The Metaverse isn’t a game, per se, much the way We Live Here,” describes that a player’s level and in-game wealth end up being secondary to the personal character traits of the person behind the character in the social milieu of the game world.” Riches don’t buy leadership skills, relationships are built upon human connections. Games offer a way to tweak those connections in a non-destructive way — an individual social experiment that allows for growth and change outside the strictures of a real environment, where outside expectations and history weigh heavily on action.

We don’t just communicate identity visually. Actions speak louder than words.

That experimentation with identity is a function of any game, digital or not. C. C. Abt, in his 1970 work Serious Games, identified play as an important component of understanding interaction and forming identity. Again, as with ideas about convergence technology doesn’t change or destroy real-world interaction; it merely extends it.
*I’m not going to link it. Felicia Day doesn’t need my help in her pursuit of geek love. I don’t begrudge her, but I see no need to help. Google is your friend.

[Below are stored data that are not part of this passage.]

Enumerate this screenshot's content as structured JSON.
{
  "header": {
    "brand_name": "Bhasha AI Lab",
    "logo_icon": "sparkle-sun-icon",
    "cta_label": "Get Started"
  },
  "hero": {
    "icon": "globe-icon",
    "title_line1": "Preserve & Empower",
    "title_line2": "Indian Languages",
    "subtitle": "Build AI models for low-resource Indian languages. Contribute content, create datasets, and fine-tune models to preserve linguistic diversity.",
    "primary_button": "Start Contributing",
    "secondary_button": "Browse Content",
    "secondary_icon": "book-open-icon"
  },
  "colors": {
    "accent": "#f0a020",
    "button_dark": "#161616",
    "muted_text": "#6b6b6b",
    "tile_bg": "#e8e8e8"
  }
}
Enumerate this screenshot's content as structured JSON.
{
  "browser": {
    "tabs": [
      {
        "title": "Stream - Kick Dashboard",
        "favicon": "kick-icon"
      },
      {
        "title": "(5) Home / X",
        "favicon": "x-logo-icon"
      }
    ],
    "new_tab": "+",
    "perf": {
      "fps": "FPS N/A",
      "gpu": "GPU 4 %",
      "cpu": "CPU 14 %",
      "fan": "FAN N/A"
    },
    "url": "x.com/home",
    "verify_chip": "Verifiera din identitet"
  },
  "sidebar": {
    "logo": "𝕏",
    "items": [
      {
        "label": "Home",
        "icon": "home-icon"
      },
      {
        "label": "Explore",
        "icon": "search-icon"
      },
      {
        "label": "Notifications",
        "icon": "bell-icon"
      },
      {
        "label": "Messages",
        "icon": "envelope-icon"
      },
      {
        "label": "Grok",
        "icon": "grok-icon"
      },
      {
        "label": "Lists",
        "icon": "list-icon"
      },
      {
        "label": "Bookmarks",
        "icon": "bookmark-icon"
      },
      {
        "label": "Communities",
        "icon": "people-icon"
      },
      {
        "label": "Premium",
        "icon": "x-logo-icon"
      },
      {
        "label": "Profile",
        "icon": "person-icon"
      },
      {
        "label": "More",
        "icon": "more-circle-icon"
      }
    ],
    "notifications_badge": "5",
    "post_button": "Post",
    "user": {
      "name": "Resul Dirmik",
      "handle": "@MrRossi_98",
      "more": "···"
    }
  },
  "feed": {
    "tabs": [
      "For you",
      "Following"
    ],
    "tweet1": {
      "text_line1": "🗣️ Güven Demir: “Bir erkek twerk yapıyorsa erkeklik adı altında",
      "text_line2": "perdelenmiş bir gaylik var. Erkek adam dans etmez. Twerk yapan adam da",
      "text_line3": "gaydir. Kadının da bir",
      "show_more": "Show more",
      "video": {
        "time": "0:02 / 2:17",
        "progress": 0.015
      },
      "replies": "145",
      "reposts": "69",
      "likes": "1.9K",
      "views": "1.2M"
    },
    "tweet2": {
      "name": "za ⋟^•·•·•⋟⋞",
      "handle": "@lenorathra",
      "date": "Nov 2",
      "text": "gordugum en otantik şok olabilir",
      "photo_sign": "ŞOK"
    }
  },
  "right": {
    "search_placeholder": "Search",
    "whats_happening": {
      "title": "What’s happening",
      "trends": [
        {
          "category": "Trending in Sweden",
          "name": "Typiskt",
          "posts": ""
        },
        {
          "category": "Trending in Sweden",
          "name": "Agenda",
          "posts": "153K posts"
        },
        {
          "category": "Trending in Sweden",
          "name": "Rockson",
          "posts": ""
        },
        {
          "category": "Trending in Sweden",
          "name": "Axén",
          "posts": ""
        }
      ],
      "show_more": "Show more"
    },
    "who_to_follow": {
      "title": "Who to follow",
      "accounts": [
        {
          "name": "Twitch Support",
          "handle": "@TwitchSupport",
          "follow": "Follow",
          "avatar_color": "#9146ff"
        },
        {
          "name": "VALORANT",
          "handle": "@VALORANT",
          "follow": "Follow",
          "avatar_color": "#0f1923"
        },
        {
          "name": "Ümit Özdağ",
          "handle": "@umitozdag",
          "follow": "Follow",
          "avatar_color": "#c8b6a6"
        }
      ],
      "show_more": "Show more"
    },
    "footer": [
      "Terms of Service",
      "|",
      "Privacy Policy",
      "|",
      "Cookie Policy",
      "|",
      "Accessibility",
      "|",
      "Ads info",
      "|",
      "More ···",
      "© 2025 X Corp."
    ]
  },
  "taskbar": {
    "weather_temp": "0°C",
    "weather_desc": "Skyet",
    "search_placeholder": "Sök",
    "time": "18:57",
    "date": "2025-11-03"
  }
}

A final note: So remember how a few weeks ago I was all, “blah blah Roy Oldenburg, blah blah Third Places blah Internet?”

Why do I not make sure someone else didn’t do it better, first, before I haul off and try to make what I think is an intellectual point? Because otherwise it just ends up being obvious. Hello, Hinton.

P.S. I write most of my posts in the HTML window and write my own tags. This one is no exception.